10 July 2010

ANSI escape sequences: colorize this DNA !

From Wikipedia: ANSI escape sequences are used to control text formatting, color, and other output options on text terminals.
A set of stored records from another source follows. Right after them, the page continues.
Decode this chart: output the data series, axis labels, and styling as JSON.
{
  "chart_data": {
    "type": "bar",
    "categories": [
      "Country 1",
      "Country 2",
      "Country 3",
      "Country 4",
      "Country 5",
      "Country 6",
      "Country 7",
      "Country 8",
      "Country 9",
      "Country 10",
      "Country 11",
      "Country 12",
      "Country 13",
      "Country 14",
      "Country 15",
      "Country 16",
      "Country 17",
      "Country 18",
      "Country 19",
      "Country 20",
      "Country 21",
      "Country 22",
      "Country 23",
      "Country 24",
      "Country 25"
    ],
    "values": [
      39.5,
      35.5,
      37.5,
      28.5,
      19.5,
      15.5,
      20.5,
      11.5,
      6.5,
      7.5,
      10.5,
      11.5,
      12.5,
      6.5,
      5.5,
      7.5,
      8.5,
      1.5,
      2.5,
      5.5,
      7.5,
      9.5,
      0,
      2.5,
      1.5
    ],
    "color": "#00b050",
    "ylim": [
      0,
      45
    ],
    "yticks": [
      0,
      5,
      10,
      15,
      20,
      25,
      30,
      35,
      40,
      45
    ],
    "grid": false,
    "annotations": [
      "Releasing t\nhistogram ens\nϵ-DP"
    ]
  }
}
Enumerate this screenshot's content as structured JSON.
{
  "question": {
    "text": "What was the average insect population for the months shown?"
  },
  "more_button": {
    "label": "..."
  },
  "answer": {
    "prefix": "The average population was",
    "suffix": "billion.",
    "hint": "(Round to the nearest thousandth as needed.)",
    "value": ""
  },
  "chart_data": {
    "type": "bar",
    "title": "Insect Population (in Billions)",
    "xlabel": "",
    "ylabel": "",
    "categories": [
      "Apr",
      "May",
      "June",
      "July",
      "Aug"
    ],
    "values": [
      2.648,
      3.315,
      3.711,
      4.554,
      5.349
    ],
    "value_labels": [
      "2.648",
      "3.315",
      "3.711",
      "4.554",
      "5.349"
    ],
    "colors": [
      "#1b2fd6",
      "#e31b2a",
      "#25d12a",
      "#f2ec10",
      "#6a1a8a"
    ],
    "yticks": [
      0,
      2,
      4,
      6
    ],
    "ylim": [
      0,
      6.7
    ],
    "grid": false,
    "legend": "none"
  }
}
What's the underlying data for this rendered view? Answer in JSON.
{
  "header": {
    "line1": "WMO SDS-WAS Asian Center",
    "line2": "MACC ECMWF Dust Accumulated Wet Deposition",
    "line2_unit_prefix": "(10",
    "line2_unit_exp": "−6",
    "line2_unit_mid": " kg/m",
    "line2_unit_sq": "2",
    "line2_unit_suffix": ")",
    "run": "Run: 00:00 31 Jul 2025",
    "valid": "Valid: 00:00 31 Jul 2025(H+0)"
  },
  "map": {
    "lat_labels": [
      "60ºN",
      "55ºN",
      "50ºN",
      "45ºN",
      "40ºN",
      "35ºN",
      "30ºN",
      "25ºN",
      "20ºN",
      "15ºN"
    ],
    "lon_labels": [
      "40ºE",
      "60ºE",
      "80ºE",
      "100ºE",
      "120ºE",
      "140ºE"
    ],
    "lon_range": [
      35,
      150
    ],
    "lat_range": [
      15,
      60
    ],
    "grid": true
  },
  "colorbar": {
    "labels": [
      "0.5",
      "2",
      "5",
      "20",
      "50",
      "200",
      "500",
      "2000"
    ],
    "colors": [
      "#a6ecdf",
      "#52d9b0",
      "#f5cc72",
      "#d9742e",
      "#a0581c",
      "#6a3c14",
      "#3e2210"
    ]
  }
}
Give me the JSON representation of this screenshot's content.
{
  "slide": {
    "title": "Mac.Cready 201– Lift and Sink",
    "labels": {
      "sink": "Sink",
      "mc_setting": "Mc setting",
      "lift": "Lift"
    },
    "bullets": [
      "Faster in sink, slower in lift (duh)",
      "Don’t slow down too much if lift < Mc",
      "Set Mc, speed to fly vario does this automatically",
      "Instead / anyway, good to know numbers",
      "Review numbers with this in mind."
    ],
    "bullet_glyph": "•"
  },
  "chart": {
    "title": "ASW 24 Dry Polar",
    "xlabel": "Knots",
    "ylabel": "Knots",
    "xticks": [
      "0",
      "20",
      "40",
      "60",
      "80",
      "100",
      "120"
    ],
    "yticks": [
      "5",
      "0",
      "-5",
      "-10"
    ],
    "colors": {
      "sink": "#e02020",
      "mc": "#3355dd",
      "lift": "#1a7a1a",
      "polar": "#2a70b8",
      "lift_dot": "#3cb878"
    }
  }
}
So you can try to type:

echo -e '\x1b[31mRED!\x1b[32mGREEN!\x1b[33mYELLOW!\x1b[0m'
in your favorite terminal, and you should get:
RED!GREEN!YELLOW!

It is then simple to create a simple 'C' program colorizing the content of a FASTA sequence.
#include <stdio.h>
#include <string.h>
#include <stdlib.h>
#include <errno.h>
#include <ctype.h>
#include <unistd.h>
/*
from http://stackoverflow.com/questions/3219393/
http://en.wikipedia.org/wiki/ANSI_escape_code#Colors
*/
#define ANSI_COLOR_RED "\x1b[31m"
#define ANSI_COLOR_GREEN "\x1b[32m"
#define ANSI_COLOR_YELLOW "\x1b[33m"
#define ANSI_COLOR_BLUE "\x1b[34m"
#define ANSI_COLOR_MAGENTA "\x1b[35m"
#define ANSI_COLOR_CYAN "\x1b[36m"
#define ANSI_COLOR_BLACK "\x1b[0m"
#define ANSI_COLOR_RESET ANSI_COLOR_BLACK

static void fasta2term(FILE *in)
{
int prev_c=-1;
int c;

//not the terminal ? just 'cat'
if(!isatty(fileno(stdout)))
{
char buff[BUFSIZ];
int nRead;
while((nRead=fread(buff,1,BUFSIZ,in))>0)
{
fwrite(buff,1,nRead,stdout);
}
return;
}

while((c=fgetc(in))!=EOF)
{
if(c=='>')
{

if(prev_c!=-1) fputs(ANSI_COLOR_RESET,stdout);
fputc('>',stdout);
while((c=fgetc(in))!=EOF)
{
fputc(c,stdout);
if(c=='\n') break;
}
prev_c=-1;
continue;
}
else if(c==prev_c || isspace(c))
{
fputc(c,stdout);
continue;
}

switch(tolower(c))
{
case 'a': fputs(ANSI_COLOR_GREEN,stdout); break;
case 't': fputs(ANSI_COLOR_RED,stdout); break;
case 'g': fputs(ANSI_COLOR_BLACK,stdout); break;
case 'c': fputs(ANSI_COLOR_BLUE,stdout); break;
default: fputs(ANSI_COLOR_YELLOW,stdout); break;
}
fputc(c,stdout);
prev_c=c;
}
if(prev_c!=-1) fputs(ANSI_COLOR_RESET,stdout);
}

int main(int argc,char** argv)
{
int optind=1;
while(optind < argc)
{
if(strcmp(argv[optind],"-h")==0)
{
fprintf(stderr,"%s: Pierre Lindenbaum PHD. 2010.\n",argv[0]);
fprintf(stderr,"Compilation: %s at %s.\n",__DATE__,__TIME__);
exit(EXIT_FAILURE);
}
else if(strcmp(argv[optind],"--")==0)
{
++optind;
break;
}
else if(argv[optind][0]=='-')
{
fprintf(stderr,"unknown option '%s'\n",argv[optind]);
exit(EXIT_FAILURE);
}
else
{
break;
}
++optind;
}
if(optind==argc)
{
fasta2term(stdin);
}
else
{
while(optind< argc)
{
FILE* in;
errno=0;
in=fopen(argv[optind],"r");
if(in==NULL)
{
fprintf(stderr,"Cannot open %s : %s\n",argv[optind],strerror(errno));
return EXIT_FAILURE;
}
fasta2term(in);
fclose(in);
++optind;
}
}
return EXIT_SUCCESS;
}

Testing:
#compiling
gcc -o fasta2term -O3 -Wall fasta2term.c

#don't colorize when the output is piped into another program (=not a terminal)
./fasta2term ~/file.fasta | head -n 5
>gi|27592135
GGAAGGGCTGCCCCACCATTCATCCTTTTCTCGTAGTTTGTGCACGGTGCGGGAGGTTGTCTGAGTGACT
TCACGGGTCGCCTTTGTGCAGTACTAGATATGCAGCAGACCTATGACATGTGGCTAAAGAAACACAATCC
TGGGAAGCCTGGAGAGGGAACACCACTCACTTCGCGAGAAGGGGAGAAACAGATCCAGATGCCCACTGAC
TATGCTGACATCATGATGGGCTACCACTGCTGGCTCTGCGGGAAGAACAGCAACAGCAAGAAGCAATGGC

#do colorize if the output is a terminal
head -n5 ~/file.fasta | ./fasta2term
>gi|27592135
GGAAGGGCTGCCCCACCATTCATCCTTTTCTCGTAGTTTGTGCACGGTGCGGGAGGTTGTCTGAGTGACT
TCACGGGTCGCCTTTGTGCAGTACTAGATATGCAGCAGACCTATGACATGTGGCTAAAGAAACACAATCC
TGGGAAGCCTGGAGAGGGAACACCACTCACTTCGCGAGAAGGGGAGAAACAGATCCAGATGCCCACTGAC
TATGCTGACATCATGATGGGCTACCACTGCTGGCTCTGCGGGAAGAACAGCAACAGCAAGAAGCAATGGC


That's it

Pierre

1 comment:

Bao said...

Nice code! to take your idea a bit further, may be we can take a sequence and highlight a portion of it (for example, add white background for CDS annotation, with intervals given in .bed file)?